A Year of Change: A Look Back at Levi’s® in 1967

Tracey Panek, LS&Co. Historian
Levi Strauss & Co.
October 3, 2017

1967 was a game-changer for the Levi’s® brand. So this week we’re looking back at some of our milestone moments from that year and celebrating 50 years of music, innovation and style.

“White Levi’s® come in black, blushing bravo blue, I love you…” croons Grace Slick as the psychedelic sounds of Jefferson Airplane hit San Francisco’s radio airwaves. As the Vietnam War rages abroad, blue jeans-clad students at the University of California Berkeley campus across the Bay gather at Sproul Plaza for peace protests.

Other youth hitchhike into the city’s burgeoning Haight-Ashbury district, where Rolling Stone magazine is showcasing John Lennon on its inaugural cover. Several miles away at Levi Strauss & Co., an advertisement for a pre-shrunk pair of Levi’s® — now buy your exact size — swaps the word “overalls” for “jeans,” the word teenagers everywhere are calling our riveted denim pants.

Fifty years ago, Levi Strauss & Co. was abuzz with change.
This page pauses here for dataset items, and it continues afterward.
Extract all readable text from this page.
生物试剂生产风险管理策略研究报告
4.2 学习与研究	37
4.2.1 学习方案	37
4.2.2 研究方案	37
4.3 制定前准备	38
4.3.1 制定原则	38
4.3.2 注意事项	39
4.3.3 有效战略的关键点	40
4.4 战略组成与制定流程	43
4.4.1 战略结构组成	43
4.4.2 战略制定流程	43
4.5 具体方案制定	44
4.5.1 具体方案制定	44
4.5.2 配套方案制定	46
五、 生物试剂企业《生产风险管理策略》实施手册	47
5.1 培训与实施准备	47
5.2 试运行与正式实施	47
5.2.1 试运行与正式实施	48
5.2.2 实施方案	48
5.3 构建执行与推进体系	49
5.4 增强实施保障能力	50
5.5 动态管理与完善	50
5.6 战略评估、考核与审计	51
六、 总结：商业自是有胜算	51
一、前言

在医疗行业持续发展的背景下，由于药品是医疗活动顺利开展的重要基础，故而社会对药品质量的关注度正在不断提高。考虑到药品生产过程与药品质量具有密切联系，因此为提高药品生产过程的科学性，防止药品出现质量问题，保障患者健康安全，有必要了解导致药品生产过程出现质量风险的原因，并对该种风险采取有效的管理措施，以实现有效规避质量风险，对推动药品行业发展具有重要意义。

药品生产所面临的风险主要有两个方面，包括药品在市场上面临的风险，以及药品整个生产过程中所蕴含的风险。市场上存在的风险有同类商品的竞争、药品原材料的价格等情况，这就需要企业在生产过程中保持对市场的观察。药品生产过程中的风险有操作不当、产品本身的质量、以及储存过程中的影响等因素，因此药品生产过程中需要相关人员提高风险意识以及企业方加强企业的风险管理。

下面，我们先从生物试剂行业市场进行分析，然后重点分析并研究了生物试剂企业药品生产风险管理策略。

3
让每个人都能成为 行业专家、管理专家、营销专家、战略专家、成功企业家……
The public relations department issued a memo reminding employees that the new Levi’s® housemark — later known as the Batwing — would soon launch. And marketing redirected its focus. Cowboy-themed billboards encouraging people to visit the rodeo transitioned to youth-focused advertisements and posters that were perfect to pin up on a bedroom wall.

With prizes fit for budding musicians, Levi’s® contests drew in teens with offers of guitars or jean-shaped radios. Company catalogs featured updated product pairings like our new denim jacket, reassigned lot number 70505 to coordinate with our new pre-shrunk zippered 505® jeans. In stores, illustrations of younger Levi’s® fans engaged in sports, hitting the beach or enjoying music caught the attention of high school and college students.

Shifts in society — especially related to a rising youth culture, as exemplified by San Francisco’s counterculture movement — directly influenced Levi Strauss & Co. As a progressive business rooted in the city’s liberal values, LS&Co. embraced the changes and responded with a fresh outlook.

Peggy Caserta, who owned a boutique in the Haight called Mnasadika, tells a Levi’s® story that highlights this reaction. Peggy requested new fits from our Valencia Street factory when her customers began converting their jeans into flares and bell bottoms — something customers were doing to wear their pants with boots. LS&Co. must have taken the request to heart, as it created a new line (orange Tab) with bootcut and bell bottom jeans two years later. This ability to evolve and change has been a hallmark of LS&Co.’s success over the years.

Here’s a breakdown of Levi’s® highlights from 1967:

  • New housemark, the Batwing logo, is introduced.
  • Preshrunk zippered jean, the 505®, is launched.
  • New denim jacket, later dubbed the Trucker, is assigned lot number 70505.
  • The word “jeans” is adopted for a new product ad for the 505®, replacing the word “overalls.”
  • Marketing shifts from cowboys and rodeos to youth-centered imagery.
  • Some of the first radio advertisements — White Levi’s® and four other tracks recorded by Jefferson Airplane — hit the airwaves.
  • Branding spells the word “Levi’s®” with a lowercase “e” for the first time.